When their name is called, they rush in and are assigned a green sticker with their patient number, their lucky number. It’s their sticker of hope, and they touch it and stroke like it’s their treasure, with it, they can now go inside.

Once they are inside, their picture needs to be taken and they have appointments with the surgeons and the anesthesiologist to see if their surgery is possible. Sometimes the surgery is too complicated or sometimes they are not healthy enough to undergo an operation. They will also see a dentist, get a blood sample, visit a counselor and finally have their records digitalized.

When they've gone through all doors in the corridor, at the exit there is a desk where they are told if they are or eligible for surgery or not. But Operation Smile never just gives a no, there are always options for everyone. Maybe they can return to the next medical mission in a few months (meanwhile Operation Smile will save their records) when their health is stronger, or if their case is too complicated, they can apply for the World Care Program and get transferred to a more specialized center in the USA, Australia, or the Philippines. 

If they are eligible for surgery and need shelter, Operation Smile will host them at a nearby hotel where they can spend the night. Tomorrow, once they have all the candidates they will give them more information. We hope the capacity is enough to operate on all of them. We will not know until tomorrow.

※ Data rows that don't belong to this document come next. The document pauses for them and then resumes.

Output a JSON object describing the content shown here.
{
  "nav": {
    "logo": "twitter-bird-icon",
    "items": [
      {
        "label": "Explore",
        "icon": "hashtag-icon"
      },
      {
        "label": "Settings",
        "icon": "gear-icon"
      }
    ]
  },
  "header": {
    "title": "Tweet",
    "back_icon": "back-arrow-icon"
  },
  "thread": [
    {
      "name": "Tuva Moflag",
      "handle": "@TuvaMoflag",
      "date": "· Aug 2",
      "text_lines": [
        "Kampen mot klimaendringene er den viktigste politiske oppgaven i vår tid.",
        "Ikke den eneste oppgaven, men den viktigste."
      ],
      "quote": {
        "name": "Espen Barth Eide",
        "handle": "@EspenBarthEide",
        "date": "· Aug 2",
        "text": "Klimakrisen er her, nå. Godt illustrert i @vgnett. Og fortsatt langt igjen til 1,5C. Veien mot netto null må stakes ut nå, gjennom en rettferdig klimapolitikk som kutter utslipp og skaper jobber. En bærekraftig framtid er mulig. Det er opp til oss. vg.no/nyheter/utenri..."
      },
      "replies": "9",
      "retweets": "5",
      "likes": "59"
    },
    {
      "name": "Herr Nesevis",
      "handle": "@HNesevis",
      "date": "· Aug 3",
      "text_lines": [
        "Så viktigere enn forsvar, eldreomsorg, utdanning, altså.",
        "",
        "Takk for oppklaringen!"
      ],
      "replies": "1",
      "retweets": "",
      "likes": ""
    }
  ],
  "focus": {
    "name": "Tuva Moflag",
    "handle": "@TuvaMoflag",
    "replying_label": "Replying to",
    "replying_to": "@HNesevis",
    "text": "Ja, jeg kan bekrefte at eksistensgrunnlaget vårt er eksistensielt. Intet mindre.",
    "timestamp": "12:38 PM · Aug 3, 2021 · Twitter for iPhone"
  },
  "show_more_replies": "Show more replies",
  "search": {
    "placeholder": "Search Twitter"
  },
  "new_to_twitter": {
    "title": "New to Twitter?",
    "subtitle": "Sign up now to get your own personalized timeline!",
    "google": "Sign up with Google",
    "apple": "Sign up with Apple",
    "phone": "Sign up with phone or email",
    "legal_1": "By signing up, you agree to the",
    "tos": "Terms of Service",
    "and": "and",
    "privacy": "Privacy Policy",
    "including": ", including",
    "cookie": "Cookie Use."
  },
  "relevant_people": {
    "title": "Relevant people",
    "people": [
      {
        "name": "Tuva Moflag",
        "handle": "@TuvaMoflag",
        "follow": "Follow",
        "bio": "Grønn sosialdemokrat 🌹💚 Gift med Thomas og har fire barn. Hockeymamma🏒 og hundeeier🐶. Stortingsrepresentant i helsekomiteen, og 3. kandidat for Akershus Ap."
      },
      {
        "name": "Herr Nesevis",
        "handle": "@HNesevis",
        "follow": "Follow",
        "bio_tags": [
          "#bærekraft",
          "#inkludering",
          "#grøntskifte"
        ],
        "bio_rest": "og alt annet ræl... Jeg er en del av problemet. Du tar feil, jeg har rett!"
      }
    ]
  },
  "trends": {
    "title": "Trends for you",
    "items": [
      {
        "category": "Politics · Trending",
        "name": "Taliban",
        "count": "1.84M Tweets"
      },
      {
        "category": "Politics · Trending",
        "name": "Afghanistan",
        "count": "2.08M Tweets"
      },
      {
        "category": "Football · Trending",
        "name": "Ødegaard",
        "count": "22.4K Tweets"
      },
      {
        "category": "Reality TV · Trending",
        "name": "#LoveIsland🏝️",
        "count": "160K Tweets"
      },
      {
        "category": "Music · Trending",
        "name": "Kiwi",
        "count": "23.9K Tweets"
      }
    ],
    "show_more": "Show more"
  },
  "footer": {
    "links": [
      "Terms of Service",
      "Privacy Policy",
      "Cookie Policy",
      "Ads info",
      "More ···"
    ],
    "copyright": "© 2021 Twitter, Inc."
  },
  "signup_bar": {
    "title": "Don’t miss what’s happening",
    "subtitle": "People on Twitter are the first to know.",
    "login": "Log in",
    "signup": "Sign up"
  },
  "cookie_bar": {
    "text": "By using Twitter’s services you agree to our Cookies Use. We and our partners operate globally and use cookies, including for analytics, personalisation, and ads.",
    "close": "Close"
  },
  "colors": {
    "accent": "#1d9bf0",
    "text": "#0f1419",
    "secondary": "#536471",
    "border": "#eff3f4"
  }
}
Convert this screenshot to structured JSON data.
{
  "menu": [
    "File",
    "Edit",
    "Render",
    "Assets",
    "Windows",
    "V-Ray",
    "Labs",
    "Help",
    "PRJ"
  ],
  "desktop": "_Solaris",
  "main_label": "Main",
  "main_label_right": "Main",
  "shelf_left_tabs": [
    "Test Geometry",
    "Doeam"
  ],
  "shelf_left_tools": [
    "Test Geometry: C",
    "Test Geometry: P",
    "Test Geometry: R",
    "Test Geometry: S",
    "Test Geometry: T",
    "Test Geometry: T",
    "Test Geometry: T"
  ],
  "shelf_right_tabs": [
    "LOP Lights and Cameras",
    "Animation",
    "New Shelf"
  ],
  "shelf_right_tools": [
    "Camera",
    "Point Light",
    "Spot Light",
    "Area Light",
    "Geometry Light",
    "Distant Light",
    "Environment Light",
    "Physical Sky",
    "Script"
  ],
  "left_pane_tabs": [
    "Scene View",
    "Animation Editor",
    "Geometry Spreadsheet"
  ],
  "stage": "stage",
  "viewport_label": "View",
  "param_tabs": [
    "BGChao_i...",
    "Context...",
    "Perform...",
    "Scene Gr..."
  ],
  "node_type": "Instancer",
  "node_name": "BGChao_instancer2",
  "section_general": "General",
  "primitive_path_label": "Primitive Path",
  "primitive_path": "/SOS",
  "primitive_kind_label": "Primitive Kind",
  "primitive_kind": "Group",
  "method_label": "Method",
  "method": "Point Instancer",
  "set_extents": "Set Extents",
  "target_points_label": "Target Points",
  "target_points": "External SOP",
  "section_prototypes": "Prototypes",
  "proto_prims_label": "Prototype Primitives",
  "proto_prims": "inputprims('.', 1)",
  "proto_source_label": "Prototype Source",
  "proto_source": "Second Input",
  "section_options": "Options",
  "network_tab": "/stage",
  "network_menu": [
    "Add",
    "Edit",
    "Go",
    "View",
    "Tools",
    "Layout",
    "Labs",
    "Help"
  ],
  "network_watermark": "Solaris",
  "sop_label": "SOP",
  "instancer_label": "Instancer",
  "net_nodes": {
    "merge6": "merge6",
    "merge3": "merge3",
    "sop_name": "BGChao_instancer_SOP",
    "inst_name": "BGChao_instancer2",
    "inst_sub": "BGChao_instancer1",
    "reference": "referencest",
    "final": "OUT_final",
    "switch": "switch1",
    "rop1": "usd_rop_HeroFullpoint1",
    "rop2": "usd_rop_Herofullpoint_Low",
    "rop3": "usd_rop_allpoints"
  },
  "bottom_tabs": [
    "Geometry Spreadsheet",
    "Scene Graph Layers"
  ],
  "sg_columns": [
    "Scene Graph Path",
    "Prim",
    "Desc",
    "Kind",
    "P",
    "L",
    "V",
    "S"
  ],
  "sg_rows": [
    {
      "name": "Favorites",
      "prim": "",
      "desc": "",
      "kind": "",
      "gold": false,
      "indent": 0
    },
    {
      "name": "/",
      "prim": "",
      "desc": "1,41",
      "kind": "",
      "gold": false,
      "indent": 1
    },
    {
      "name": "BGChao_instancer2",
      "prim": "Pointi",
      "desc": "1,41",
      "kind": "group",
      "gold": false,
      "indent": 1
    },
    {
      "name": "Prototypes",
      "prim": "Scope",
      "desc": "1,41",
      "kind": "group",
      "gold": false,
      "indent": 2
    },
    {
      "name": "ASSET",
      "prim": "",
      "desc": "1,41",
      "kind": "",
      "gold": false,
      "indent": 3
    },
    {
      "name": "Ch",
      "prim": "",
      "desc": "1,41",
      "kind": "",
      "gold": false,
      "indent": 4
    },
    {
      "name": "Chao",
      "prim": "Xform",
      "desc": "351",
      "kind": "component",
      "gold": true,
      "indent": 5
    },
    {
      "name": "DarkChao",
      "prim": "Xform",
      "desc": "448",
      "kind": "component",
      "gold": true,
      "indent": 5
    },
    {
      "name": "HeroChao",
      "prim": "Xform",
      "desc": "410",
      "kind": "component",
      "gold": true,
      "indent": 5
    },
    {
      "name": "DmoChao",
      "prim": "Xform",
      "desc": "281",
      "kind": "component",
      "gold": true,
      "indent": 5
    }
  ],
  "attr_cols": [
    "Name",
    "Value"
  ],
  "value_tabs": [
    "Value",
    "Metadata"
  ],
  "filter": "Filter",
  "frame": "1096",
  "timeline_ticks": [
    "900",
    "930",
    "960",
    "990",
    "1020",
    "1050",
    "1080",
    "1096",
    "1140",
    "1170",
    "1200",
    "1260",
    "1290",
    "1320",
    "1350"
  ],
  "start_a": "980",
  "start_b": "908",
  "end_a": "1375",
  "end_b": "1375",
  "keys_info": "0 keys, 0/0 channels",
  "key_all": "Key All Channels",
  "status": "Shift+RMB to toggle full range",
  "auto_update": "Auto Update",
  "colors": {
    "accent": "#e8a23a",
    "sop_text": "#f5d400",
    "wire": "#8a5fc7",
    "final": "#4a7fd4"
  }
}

Behind all this, behind every green sticker, there is a story, a face and a look full of hope. All we could do was try to calm the crying kids, play with them and entertain them. Just a few balloons and some modest toys made them happy. They rewarded us with smiles, sweet looks and some even a kiss. 

We also have in our minds, the image of their mothers and fathers, many of them looking at us, and even though we didn’t speak the same language, their eyes communicated everything: they were asking for our help. 

Not all patients were kids, there were also some teenagers. They didn’t look at us, but looked down trying to hide their faces. Probably for them it’s even harder. But next to them, there was always their mother who looked at you and smiled, looking for our support. 

- Maria Pardo, Ethicon EMEA ambassador from Spain

Ethicon EMEA ambassadors, Kate Masschelein (UK), Rosa Giron (Spain), Maria Pardo (Spain), Konstantin Mikheev (Russia), and Denis Robson (Ethicon’s Corporate Giving Director for Africa) have been volunteering their time at Operation Smile's medical mission in Marrakech, Morocco.